IRPC 8.3 provides in relevant part:
(a) A lawyer who knows that another lawyer has committed a violation of Rule 8.4(b) or Rule 8.4(c) shall inform the appropriate professional authority.
As described in ISBA Advisory Opinion 12-15, the use of online discussion groups is not improper and can be a useful educational resource for lawyers. Nevertheless, as described in that Opinion, there are ethical issues that a user must be mindful of, including most significantly the prohibitions on revealing confidential client information.
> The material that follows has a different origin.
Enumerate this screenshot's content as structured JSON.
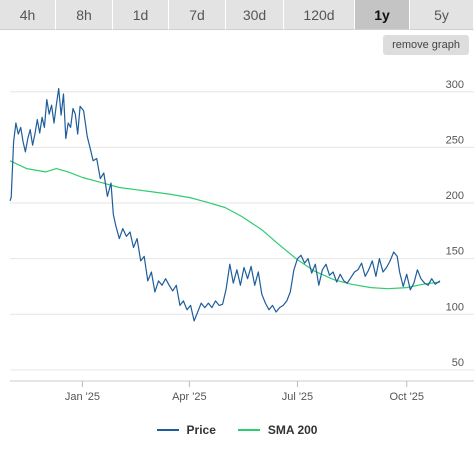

In the scenario presented in this Opinion, a lawyer reading about Lawyer’s proposed strategy clearly has no duty to report Lawyer for his or her proposed trial strategy. The duty to report under IRPC 8.3 is triggered by knowledge of certain conduct. Knowledge is defined in the RPC as “actual knowledge of the fact in question.” RPC 1.0(f). The Illinois Supreme Court has further explained that in the context of Rule 8.3, this means something more than “a mere suspicion” but less than “absolute certainty.” Skolnick v. Altheimer & Gray, 191 Ill.2d 214 (2000). Merely reading (or responding to) a question about the propriety of contemplated conduct does not vest the reader with any knowledge about whether the contemplated conduct is (or has been) engaged in. Whether Lawyer might ultimately carry out the contemplated conduct is speculation on the part of a reader. Furthermore, as a matter of policy, imposing a reporting requirement for posting or reading an ethical inquiry on an online discussion group would be a chilling effect on the use of such online discussion groups and defeat their usefulness as a means to improve the professional competence and conduct of lawyers. Accordingly, a lawyer reading Lawyer’s proposed trial strategy on an online discussion group has no duty to report Lawyer under RPC 8.3.
Conclusion
Lawyer may not knowingly withhold controlling legal authority from a tribunal as a trial strategy to insure reversible error on appeal. Lawyers reading about the contemplated strategy on an online discussion group have no duty to report the posting lawyer.
References
- Black’s Law Dictionary 1542 (Bryan A. Garner, ed., 10th ed., 2014).
- Walls v. Bowersox, 151 F.3d 827 (8th Cir. 1998)
- U.S. v. Day, 969 F.2d 39, 46 n.9 (3rd Cir. 1992)
- In re Smith, 168 Ill.2d 269 (1995)
- In re Winthrop, 219 Ill.2d. 526 (2006)
- In re Karavidas, 2013 IL 115767
- In the Matter of Grammer, No. 04-SH-119 (Hearing Board, August 25, 2005) approved and confirmed M.R. 20521 (January 13, 2006).
- Skolnick v. Altheimer & Gray, 191 Ill.2d 214 (2000).